In the instant case, the glaring facts surfacing are that, a woman Papamma at the age of 65 years was eking out her livelihood as a coolie. She claimed she was earning Rs. 5,000/- per month. But, the Tribunal, keeping in mind exaggeration, took her income as Rs. 100/- per day. The insurer found fault with such determination. According to the insurance company, it should have taken 50% of that earning. But the evidence on record shows Papamma could not appear before the Tribunal to tender her evidence. She had to be examined on commission due to physical disability and infirm condition. She could not be brought even on stretcher. The Court Commissioner recorded her evidence. The Tribunal has taken note of this fact which is borne from the records to conclude that she is virtually a dead wood and leading lief on total dependency. She, is literally INVALID. It is therefore very harsh to contend that the said woman can still continue with the avocation to

earn 50% of what she was earning. We are therefore constrained to reject this contention as totally untenable not only on facts and circumstances but also on the ground that the proportion loss of income should be directly proportionate only in proportion to the extent of physical disability, as a rigid rule in application in all cases.

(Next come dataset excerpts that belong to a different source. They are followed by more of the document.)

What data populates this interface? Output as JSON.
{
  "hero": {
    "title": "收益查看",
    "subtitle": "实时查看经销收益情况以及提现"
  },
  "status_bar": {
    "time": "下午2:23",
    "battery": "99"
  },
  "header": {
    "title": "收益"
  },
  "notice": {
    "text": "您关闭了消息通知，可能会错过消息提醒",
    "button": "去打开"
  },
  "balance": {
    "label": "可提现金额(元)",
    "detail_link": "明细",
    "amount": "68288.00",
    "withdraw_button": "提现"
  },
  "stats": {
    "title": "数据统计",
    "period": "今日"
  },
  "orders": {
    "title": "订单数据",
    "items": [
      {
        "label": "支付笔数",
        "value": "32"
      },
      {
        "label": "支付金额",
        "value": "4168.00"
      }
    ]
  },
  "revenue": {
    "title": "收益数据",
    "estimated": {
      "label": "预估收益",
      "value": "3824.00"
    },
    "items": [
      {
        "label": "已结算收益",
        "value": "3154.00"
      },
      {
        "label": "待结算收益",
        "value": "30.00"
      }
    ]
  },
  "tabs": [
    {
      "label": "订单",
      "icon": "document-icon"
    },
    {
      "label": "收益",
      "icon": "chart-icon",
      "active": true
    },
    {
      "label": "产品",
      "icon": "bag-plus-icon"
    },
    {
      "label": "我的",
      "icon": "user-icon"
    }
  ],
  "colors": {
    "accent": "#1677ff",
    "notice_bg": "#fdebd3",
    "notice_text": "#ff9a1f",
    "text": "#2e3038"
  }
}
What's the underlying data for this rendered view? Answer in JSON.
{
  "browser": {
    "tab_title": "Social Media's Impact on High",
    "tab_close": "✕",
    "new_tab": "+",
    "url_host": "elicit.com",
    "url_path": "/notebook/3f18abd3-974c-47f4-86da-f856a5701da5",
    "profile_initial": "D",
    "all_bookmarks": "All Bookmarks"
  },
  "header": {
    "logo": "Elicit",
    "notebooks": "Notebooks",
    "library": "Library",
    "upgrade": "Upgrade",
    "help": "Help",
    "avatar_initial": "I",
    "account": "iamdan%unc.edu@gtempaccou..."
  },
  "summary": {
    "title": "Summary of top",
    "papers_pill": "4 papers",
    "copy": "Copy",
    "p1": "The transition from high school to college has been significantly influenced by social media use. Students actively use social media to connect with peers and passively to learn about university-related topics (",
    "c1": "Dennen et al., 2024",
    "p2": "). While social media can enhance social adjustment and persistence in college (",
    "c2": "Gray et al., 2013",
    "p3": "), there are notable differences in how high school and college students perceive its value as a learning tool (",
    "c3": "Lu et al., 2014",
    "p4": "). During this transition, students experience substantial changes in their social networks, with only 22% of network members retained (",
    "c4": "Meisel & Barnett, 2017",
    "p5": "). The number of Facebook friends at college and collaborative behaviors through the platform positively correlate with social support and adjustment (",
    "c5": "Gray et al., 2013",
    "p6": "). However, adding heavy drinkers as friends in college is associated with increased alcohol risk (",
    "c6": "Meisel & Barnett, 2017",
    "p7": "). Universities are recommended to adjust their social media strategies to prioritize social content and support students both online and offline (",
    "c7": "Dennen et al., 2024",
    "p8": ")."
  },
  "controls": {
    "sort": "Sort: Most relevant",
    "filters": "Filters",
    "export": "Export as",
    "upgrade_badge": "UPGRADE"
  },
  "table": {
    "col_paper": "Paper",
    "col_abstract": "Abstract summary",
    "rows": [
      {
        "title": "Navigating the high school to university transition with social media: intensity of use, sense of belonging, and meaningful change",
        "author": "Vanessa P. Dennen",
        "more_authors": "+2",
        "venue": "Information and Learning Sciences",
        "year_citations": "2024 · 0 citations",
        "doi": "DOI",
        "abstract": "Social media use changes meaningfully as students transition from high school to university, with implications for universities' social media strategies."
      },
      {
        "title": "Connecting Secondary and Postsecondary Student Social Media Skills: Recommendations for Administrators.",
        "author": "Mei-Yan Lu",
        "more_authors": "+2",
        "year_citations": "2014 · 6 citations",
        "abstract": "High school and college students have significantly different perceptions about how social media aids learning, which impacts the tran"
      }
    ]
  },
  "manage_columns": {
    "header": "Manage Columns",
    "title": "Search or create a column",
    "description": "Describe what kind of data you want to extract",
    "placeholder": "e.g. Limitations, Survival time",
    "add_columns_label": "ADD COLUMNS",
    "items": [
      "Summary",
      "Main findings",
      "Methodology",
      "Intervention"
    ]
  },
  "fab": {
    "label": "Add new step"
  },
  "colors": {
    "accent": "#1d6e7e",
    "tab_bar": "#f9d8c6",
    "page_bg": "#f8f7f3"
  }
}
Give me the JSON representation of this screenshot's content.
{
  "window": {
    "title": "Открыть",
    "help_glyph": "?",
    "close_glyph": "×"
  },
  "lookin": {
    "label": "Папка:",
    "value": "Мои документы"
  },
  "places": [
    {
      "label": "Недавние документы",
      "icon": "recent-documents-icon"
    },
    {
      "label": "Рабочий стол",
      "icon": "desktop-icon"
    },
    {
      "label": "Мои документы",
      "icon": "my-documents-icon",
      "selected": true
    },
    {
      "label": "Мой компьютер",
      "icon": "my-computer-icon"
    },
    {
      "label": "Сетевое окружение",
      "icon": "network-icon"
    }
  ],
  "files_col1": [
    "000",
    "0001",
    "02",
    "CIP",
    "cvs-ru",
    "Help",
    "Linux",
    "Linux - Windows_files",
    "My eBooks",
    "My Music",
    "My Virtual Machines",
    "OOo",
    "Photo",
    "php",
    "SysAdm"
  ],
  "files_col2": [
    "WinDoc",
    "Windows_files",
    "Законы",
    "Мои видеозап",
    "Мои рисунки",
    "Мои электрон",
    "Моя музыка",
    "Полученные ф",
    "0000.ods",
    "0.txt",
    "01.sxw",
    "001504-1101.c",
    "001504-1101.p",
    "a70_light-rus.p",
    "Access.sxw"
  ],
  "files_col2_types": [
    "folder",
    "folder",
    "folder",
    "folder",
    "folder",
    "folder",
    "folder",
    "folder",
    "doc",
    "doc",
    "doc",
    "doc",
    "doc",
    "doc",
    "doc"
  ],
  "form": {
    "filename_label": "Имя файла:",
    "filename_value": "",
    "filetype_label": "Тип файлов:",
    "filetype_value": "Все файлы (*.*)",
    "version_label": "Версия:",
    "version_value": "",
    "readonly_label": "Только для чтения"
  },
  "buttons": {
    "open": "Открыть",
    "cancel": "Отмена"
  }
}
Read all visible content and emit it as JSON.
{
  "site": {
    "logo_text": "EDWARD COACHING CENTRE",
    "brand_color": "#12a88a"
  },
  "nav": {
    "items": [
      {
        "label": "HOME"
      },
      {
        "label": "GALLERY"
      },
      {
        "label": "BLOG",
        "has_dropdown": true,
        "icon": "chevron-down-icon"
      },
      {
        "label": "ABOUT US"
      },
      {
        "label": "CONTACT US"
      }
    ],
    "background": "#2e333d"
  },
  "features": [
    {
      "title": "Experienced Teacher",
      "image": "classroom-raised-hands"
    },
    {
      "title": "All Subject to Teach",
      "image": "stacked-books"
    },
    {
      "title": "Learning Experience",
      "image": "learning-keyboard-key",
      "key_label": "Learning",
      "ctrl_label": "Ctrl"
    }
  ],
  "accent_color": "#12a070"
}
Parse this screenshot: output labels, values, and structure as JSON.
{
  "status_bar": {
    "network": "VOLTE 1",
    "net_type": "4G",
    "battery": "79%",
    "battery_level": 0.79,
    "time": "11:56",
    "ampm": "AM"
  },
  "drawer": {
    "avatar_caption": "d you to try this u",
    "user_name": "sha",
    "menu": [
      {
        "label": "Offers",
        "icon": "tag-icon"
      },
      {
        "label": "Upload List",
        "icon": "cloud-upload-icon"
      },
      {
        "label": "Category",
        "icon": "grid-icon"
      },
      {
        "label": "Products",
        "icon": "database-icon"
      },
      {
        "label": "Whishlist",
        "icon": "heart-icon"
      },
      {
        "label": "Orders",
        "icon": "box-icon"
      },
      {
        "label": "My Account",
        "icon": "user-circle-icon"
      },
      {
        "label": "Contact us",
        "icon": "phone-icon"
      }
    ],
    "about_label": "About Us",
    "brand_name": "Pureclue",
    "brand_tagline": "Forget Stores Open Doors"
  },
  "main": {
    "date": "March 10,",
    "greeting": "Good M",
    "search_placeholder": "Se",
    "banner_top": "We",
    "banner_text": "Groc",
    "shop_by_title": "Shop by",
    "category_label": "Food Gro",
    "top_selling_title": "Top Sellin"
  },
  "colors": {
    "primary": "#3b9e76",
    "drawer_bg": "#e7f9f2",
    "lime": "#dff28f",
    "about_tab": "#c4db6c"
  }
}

13. We may also mention that the decision the Learned Counsel relied upon was rendered by this Court while dealing with the issue pertaining to Workmen’s Compensation and not under the motor vehicles claim laws. The issue that came up for consideration before the Court was what would be the established mode of determination of compensation under the Workmen’s Compensation Act to a person who still can continue to carry on his manual job. But, in the accident claims, as in this case, the determination has to be done as provided under the provisions of Section 166 of M.V. Act and such determination must be just compensation as required under Section 168 of the Act. For determination of what would be the just compensation there is not fanciful mathematical calculations but it should be reasonable, fair and justified considering the circumstances established by acceptable evidence. The circumstances are, the nature of injury, the resultant physical incapacity and the impact which is has on the victims earning capacity. Therefore, though it is a general principle that physical disability will have bearing on earning capacity, this cannot be a hard and fast rule. Earning capacity has to be adjudged considering the evidence about loss of the real earning capacity, which again be dependant upon the nature of job or avocation.

14. We find on such assessment that in the instant case the claimant has lost total earning capacity and she needs to be compensated on that count. The reasoning of the Tribunal taking the income of the injured at Rs. 100 per day and applying the multiplier 9 is well-founded, just and also equitable. It can safely be concluded as a just compensation granted to her under Section 168 of the Act. But, the fault we find with the Tribunal is reduction of the total compensation to the amount claimed by her in the petition. Law requires grant of ‘Just’ compensation and therefore the Tribunal was unjust in restricting the grant to the claim made by the claim to Rs. 3,90,000/-

15. As regards rate of interest is concerned, we have noticed, that in the given circumstances it is reasonable. Hence we confirm the same.

16. For the reasons discussed above, the cross objection appeal shall succeed and the appeal filed by the insurer must fail. We order accordingly.

17. The Award of the Tribunal is confirmed but the order passed by it reducing the compensation amount to Rs. 3,90,000/- is set aside. The claimant will be entitled to the entire amount determined by the Tribunal at Rs. 4,61,2000/- To this extent her Appeal is partly allowed.

Office is directed to draw the Award accordingly.